In 1968, like their counterparts world over, Japanese university students were so unhappy with the post-war Japanese growth machine that they rioted and called for a change.
Yes, the Japanese had more money now, but at what cost? The unspeakable horrors of World War II, the humiliating terms of defeat, not to mention the destruction of long-established social ties and safety nets.
While the universities were on lockdown, an art student, Nobuo Sekine, was tinkering around in an abandoned warehouse along with two of his classmates. At Sekine's instigation, they manually dug an 8 1/2 foot deep hole in the ground. They compacted the earth they removed into an 8 1/2 foot tall cylinder, which they placed next to the hole. Onlookers at the site were dwarfed by the massive, solid mound of mud and the black hole beside it.

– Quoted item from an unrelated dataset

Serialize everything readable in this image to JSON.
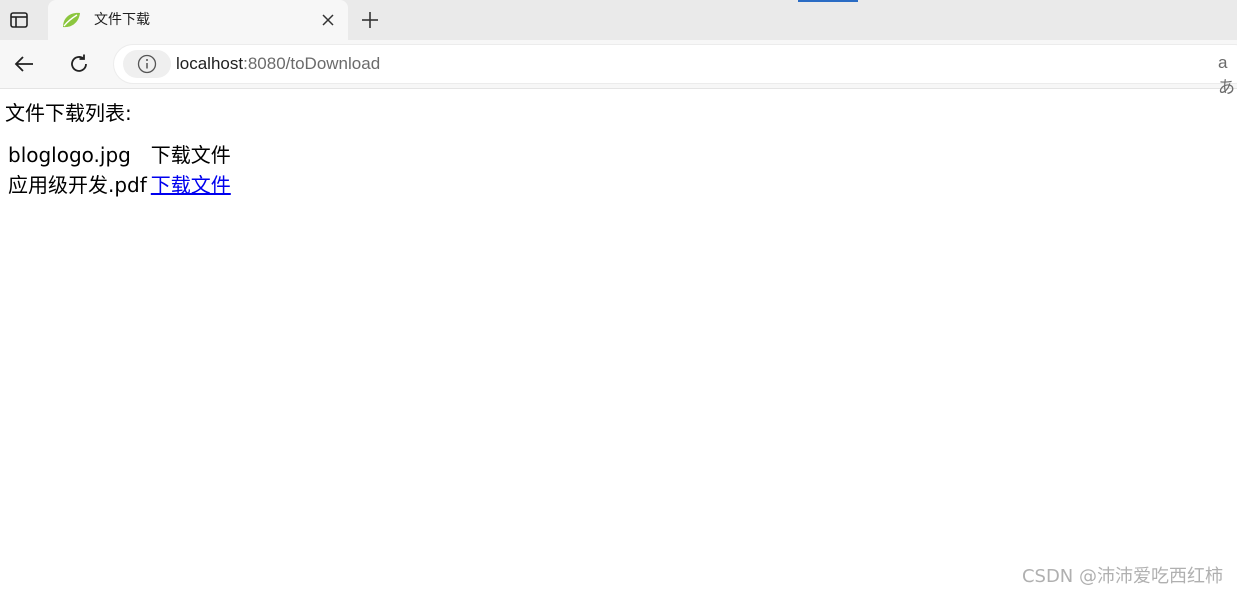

Sekine presented the cylinder and the hole, a thing and its inverse, as a work of art, Phase--Mother Earth.
Unsurprisingly there weren't too many takers until a few weeks later, when Sekine met the Korean philosopher/ artist Lee Ufan. Lee got it.
In Lee's philosophy, man is not the centre of the universe but a part of it. He is not a creator but merely a part of creation. The very act of expressing oneself is egocentric. A man has to learn to see things as they truly are and not just as they appear to him. Ideally, an artist should do no more than barely manipulate the raw materials/ nature he works with. At most he might call attention to the interdependent relationships between things, including the person who is looking at the things.

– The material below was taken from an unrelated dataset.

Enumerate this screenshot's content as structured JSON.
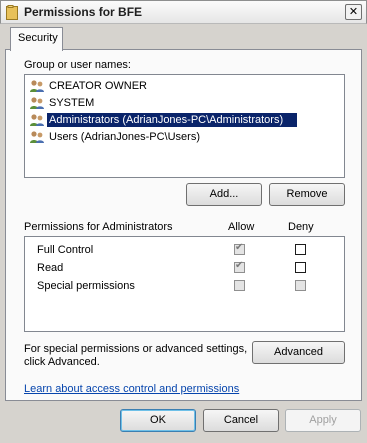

Sekine and Ufan were pioneers of what came to be known as the Mono-Ha movement or the School of Things.
The conceptual art of Mono-Ha was an attempt to sabotage the inexorable rise of a certain vision of modernity. It did not, however, reject this modernity by turning inward to tradition — there had never been art like this before in Japanese history.
Instead, it looked outward, drawing upon a combination of Western and Eastern thinkers to put forward a new vision of modernity. Mono-Ha art demanded patience and introspection from its viewer. It was resolutely ordinary, frequently repetitive, and also ephemeral. It was immovable and site-specific, so it could not easily be bought or sold. In short, it was the antithesis of the high-gloss, brand-name assets that were being gobbled up by an increasingly globalised art market.
Almost fifty years after the protest movements of 1968, a recent letter to the editor of a national newspaper pleaded for an end to economic growth: "Do we have to grow infinitely? Can't there be a point at which we as a society get to say 'enough?'"
At a time when we are bombarded with the message of "More! More! More!" all while engaged in a race to nowhere, the message of the Mono-Ha movement is more relevant than ever: Stop. Breathe. And get over yourself.